August 12, 2012
In this June 13, 2012 photo, a boy plays near a camp for people displaced by the 2010 earthquake in Port-au-Prince, Haiti. International donors pledged billions of dollars to help Haiti “build back better,” breaking its cycle of dependency. Yet 2 1/2 years later, the fruits of an ambitious reconstruction promise are hard to find.
Hardscrabble. That’s the only way to describe life in Haiti, where people still struggle to rebuild shattered lives 2 ½ years after the earthquake that wrecked Port-au-Prince, killed 220,000 and left a million homeless. As the Star’s Catherine Porter wrote in this weekend’s World Weekly section of the Star, money is tight and donors are fatigued. Haiti is in danger of becoming an afterthought.
Unlike some, Canada is well on track to deliver the more than $1 billion in aid we promised from 2006 through this year. Given Prime Minister Stephen Harper’s decision to pare back the overall aid budget, the follow-through on Haiti is commendable. Others have reneged. Of the $12 billion donors pledged in earthquake relief, Haitians have seen barely half.

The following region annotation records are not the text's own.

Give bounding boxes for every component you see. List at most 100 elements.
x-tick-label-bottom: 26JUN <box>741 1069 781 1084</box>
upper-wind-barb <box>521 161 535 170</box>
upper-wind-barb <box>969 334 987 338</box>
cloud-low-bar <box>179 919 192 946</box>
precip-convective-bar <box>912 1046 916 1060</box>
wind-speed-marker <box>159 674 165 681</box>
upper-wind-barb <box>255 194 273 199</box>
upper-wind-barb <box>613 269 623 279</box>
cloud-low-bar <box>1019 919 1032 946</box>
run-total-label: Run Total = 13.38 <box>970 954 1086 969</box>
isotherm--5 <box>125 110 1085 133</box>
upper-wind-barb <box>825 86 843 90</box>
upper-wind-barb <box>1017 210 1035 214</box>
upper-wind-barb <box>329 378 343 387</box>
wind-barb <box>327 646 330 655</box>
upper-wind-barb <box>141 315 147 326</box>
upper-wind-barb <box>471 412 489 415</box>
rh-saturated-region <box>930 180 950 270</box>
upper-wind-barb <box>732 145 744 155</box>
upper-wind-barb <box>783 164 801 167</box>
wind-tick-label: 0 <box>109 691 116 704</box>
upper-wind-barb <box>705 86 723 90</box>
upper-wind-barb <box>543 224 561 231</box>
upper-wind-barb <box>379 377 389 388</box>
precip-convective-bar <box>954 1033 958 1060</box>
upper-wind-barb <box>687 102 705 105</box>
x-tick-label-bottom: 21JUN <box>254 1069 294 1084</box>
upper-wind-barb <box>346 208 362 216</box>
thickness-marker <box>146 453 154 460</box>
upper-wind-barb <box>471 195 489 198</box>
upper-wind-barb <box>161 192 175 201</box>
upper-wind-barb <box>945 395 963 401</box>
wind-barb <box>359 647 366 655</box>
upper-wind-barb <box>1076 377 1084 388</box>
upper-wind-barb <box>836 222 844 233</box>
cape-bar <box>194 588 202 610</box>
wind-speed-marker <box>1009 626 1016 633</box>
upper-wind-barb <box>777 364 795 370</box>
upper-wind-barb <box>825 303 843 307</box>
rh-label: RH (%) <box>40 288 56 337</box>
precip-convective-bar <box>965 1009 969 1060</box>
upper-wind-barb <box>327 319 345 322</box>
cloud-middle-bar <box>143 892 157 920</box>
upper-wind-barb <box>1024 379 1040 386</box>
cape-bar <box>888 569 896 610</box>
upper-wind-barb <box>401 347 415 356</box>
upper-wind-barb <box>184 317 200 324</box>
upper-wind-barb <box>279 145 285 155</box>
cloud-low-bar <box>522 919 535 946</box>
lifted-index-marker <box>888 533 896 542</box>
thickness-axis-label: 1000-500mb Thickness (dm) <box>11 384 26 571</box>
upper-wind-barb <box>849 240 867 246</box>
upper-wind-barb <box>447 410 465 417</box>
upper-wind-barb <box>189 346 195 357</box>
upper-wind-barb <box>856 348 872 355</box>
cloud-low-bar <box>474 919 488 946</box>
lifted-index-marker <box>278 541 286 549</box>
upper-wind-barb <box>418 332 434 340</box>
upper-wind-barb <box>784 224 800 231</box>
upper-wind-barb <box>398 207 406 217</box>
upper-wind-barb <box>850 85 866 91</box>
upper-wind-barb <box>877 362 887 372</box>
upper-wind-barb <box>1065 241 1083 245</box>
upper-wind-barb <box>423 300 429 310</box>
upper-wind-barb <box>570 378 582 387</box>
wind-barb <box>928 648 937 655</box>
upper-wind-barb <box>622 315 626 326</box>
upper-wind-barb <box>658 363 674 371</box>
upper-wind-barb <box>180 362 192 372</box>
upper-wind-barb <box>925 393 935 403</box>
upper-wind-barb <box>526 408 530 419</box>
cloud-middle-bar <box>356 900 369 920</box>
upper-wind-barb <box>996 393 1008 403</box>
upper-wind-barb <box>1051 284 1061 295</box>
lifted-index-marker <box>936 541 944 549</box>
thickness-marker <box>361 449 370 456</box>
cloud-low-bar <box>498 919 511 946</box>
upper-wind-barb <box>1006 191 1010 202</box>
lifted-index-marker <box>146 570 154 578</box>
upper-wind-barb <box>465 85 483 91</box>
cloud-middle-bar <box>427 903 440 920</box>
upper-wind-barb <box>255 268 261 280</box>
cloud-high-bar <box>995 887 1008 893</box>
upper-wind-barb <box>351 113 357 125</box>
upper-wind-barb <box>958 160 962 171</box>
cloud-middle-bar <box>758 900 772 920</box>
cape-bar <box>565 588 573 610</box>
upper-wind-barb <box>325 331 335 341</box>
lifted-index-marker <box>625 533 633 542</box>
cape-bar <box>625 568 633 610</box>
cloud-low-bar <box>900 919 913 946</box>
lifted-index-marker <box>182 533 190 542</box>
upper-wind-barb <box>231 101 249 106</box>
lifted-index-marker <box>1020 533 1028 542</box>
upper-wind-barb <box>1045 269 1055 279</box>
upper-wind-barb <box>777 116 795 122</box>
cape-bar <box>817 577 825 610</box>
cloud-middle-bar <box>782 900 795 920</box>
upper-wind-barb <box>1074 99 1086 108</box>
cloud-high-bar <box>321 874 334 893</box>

Moreover, even innovative Canadian projects, such as the $20 million cleanup of Champ de Mars square in the capital where 5,000 families camped out, go only so far. Ottawa’s $500 subsidy to help them relocate is enough to cover this year’s rent in modest digs. Other elements of the program provide jobs and skills training. But as Porter reports, many wonder how they will fare when that lifeline runs out. Cheap, solid housing remains scarce and pricey. Hundreds of thousands are still living in flimsy shelter in camps. Former U.S. ambassador to Haiti Raymond Joseph calls that a “horrendous” situation that indicts policy-makers and donors alike.
What’s the take-away? First, that Canada has a residual responsibility to Champ de Mars families and others who may still need help next year. We should be prepared to extend another year’s rent as needed, rather than see people forced from their new homes. Second, at donors’ meetings Canadian officials should press the case for building new homes at a far faster rate, and for repairing damaged ones that are salvageable. That would provide much-needed jobs, along with more shelter. There’s an urgent need as well to rebuild hydro, ports, water and sewage lines, and other basics.
Finally, the Harper government has the credibility to remind the world that it promised to help Haitians “build back better” from catastrophe. Haitians are eager to do their part. But they can’t get far on just half a helping hand.